How to sum correlations, or, calculate correlation of disjointed variables I'm trying to calculate the correlation of two variables, but the array is disjointed in the middle - but I'm trying to obtain one correlation coefficient. 
See the excel file I uploaded.
Because the disjoint in the middle, there is somewhat a jump in value and when I correlate the whole set I obtain a correlation coefficient that is not really reflective of the relationship between the variables.
How would I be able to calculate one correlation coefficient? I can calculate two separate correlations but is there any way to sum two correlations? 
 A: I am writing this assuming that fitting two separate correlations and combining them is an appropriate thing to do in the first place. I'm not sure whether or not it is, and the answer may depend on the specifics of your problem.
If you do two separate regressions, I would report the correlation coefficient, and slope for both separately. It might be best for you to end your analysis here, but since you asked I will give a tentative suggestion about how to combine them.
There is no way to get a global correlation coefficient, $r$, but it seems to me that you can calculate a coefficient of determination, $R^2$, which is probably what you are interested in anyways. In a typical data set (i.e. not disjoint):
$$R^2 = 1 - \frac{\sum_i (y_i -\hat{y}_i)^2}{\sum_i (y_i -\bar{y})^2} $$
Here, $\bar{y}$ is the mean of your dependent variable, $\hat{y}_i$ is what your model predicts for the dependent variable each observation, and $y_i$ is what you actually observed the dependent variable to be. The numerator in the above equation is the sum of squared residuals, which measures the variability that remains unaccounted for by your model. The denominator is the total sum of squares, which measures the total variability in the dataset before your model was considered.

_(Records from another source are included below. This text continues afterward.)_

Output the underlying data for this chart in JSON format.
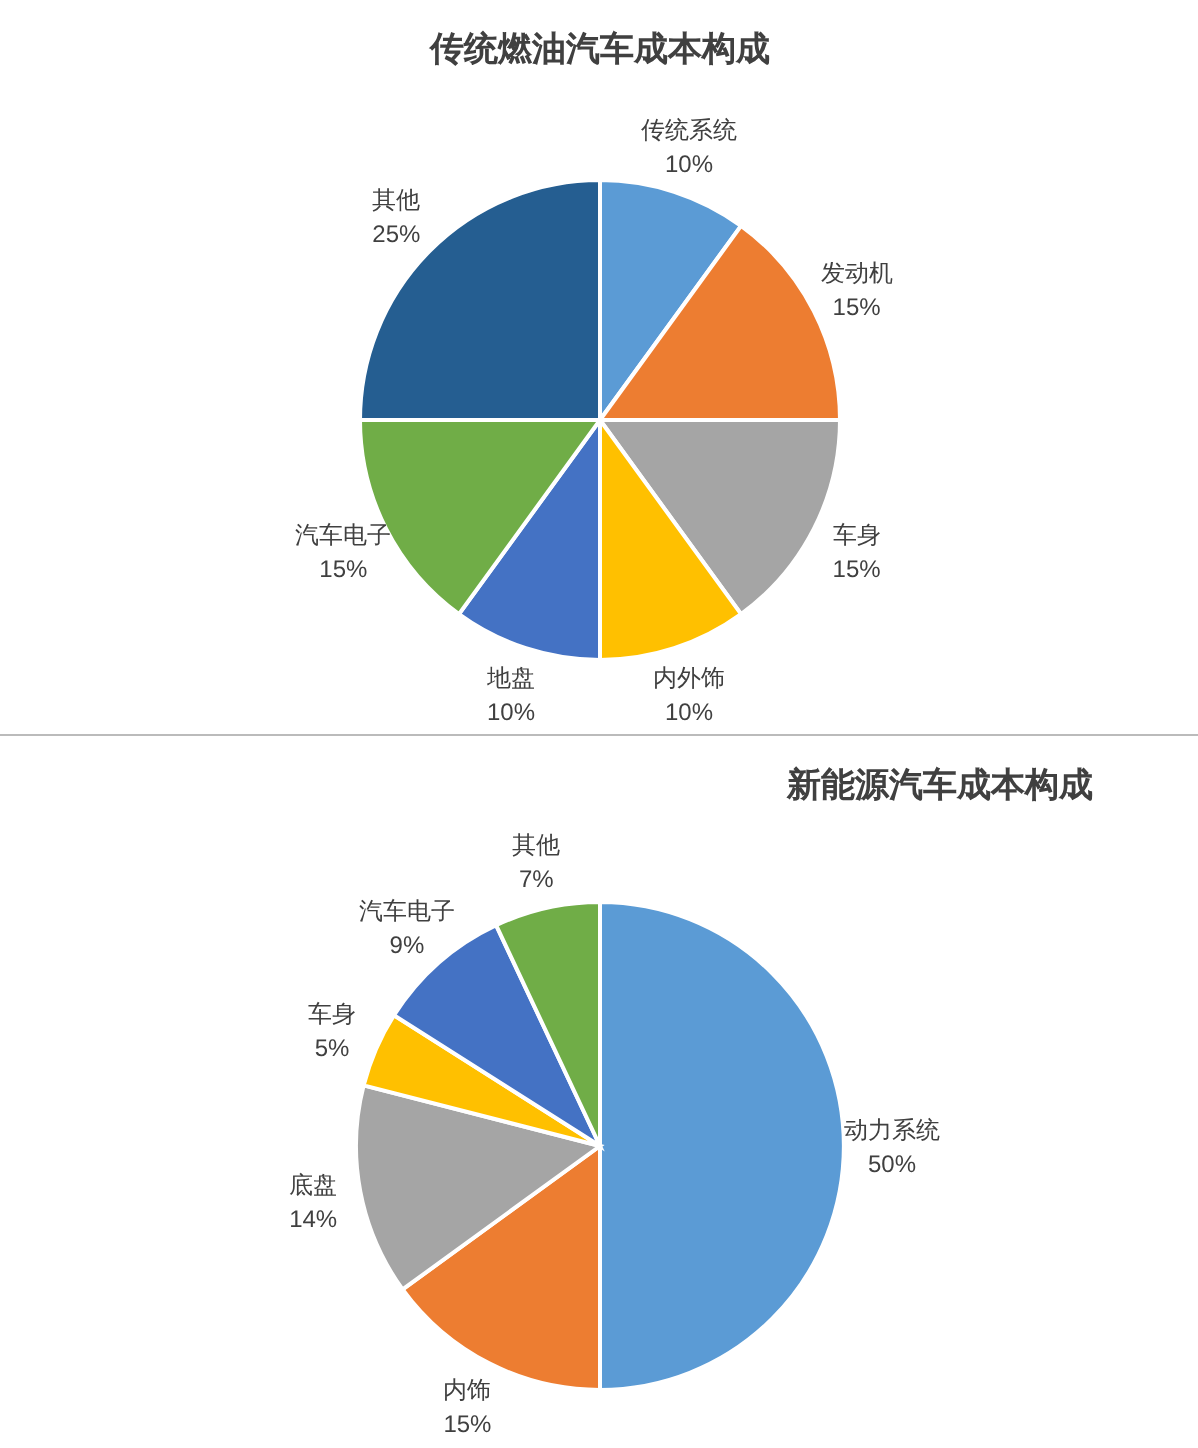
{
  "chart_data": [
    {
      "type": "pie",
      "title": "传统燃油汽车成本构成",
      "categories": [
        "传统系统",
        "发动机",
        "车身",
        "内外饰",
        "地盘",
        "汽车电子",
        "其他"
      ],
      "values": [
        10,
        15,
        15,
        10,
        10,
        15,
        25
      ],
      "value_labels": [
        "10%",
        "15%",
        "15%",
        "10%",
        "10%",
        "15%",
        "25%"
      ],
      "colors": [
        "#5b9bd5",
        "#ed7d31",
        "#a5a5a5",
        "#ffc000",
        "#4472c4",
        "#70ad47",
        "#255e91"
      ]
    },
    {
      "type": "pie",
      "title": "新能源汽车成本构成",
      "categories": [
        "动力系统",
        "内饰",
        "底盘",
        "车身",
        "汽车电子",
        "其他"
      ],
      "values": [
        50,
        15,
        14,
        5,
        9,
        7
      ],
      "value_labels": [
        "50%",
        "15%",
        "14%",
        "5%",
        "9%",
        "7%"
      ],
      "colors": [
        "#5b9bd5",
        "#ed7d31",
        "#a5a5a5",
        "#ffc000",
        "#4472c4",
        "#70ad47"
      ]
    }
  ]
}
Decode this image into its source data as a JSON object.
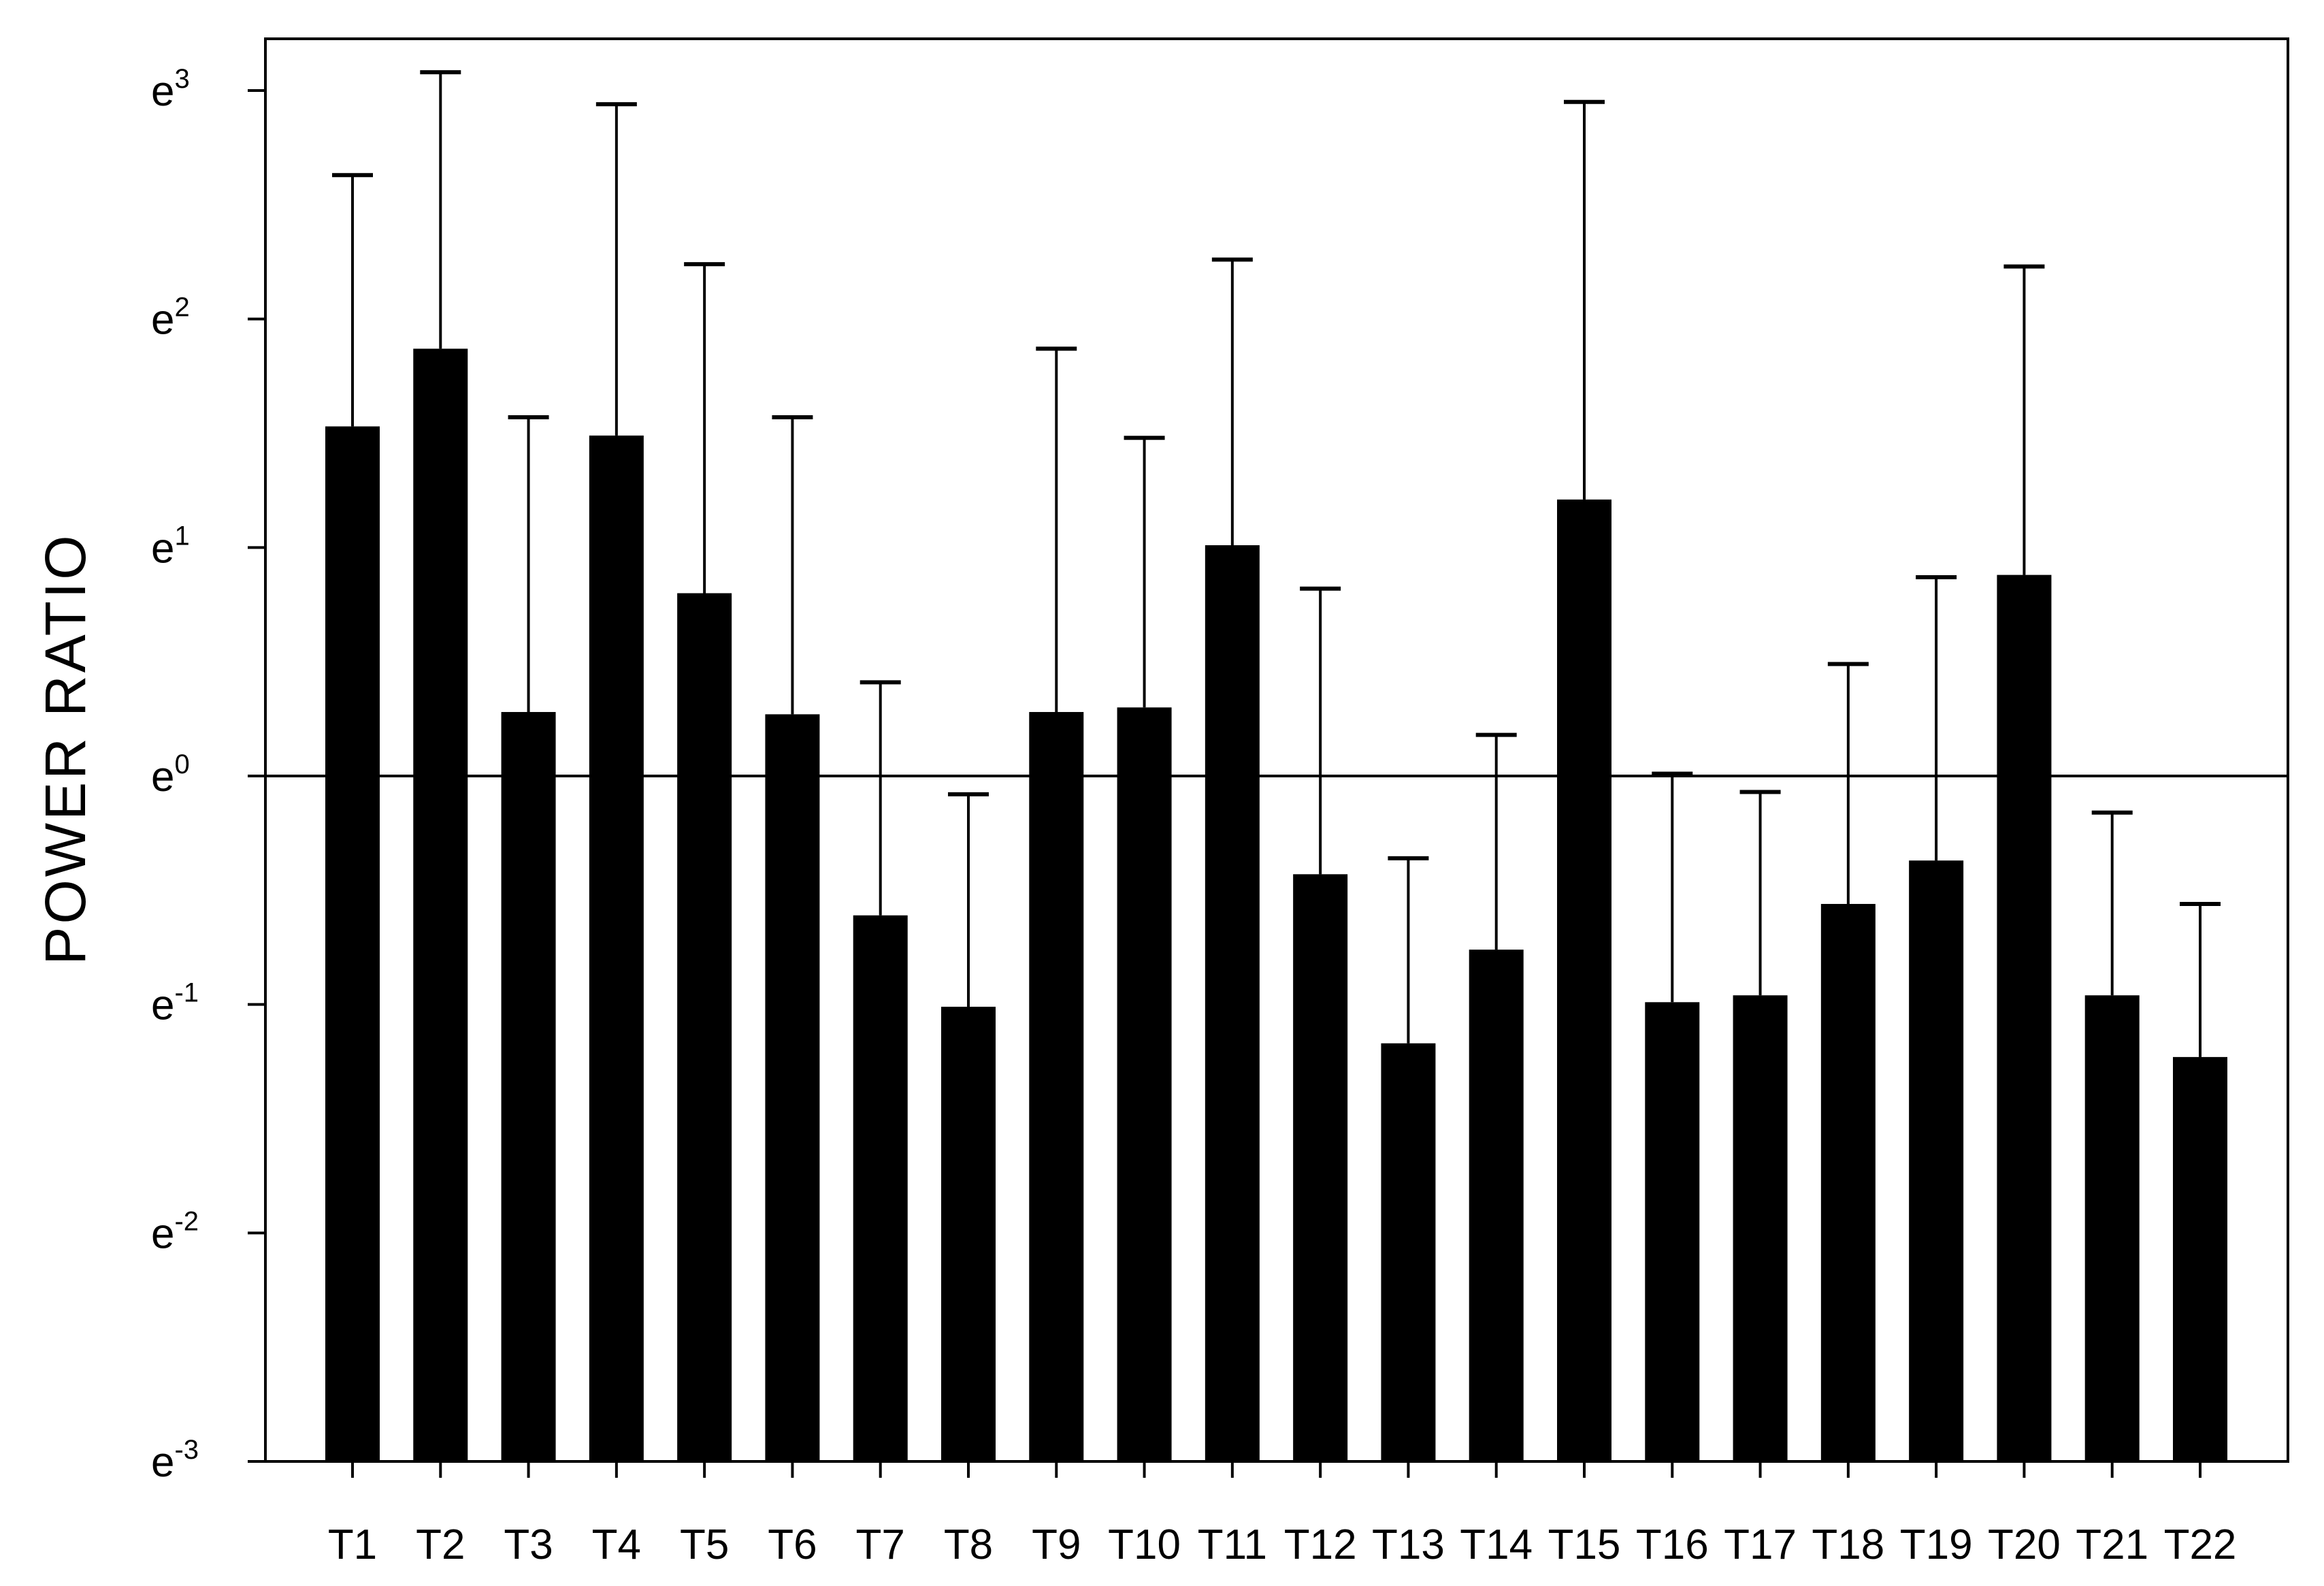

In your case, it seems reasonable to me to calculate $R^2$ as:
$$R^2 = 1 - \frac{\sum_i (y_i -\hat{y}_i)^2 + \sum_j(y_j -\hat{y}_j)^2}{\sum_k (y_k -\bar{y})^2} $$
Essentially the total variability in your dataset is the same as before, but now you have two different models to consider. The first sum in the numerator is the sum of squared residuals for the first model (e.g. T1, T2, T3, in your excel file), and the second sum corresponds to the other set of data. That is, the variable $i$ indexes the first subset of your data, $j$ indexes the second subset, and $k$ indexes everything.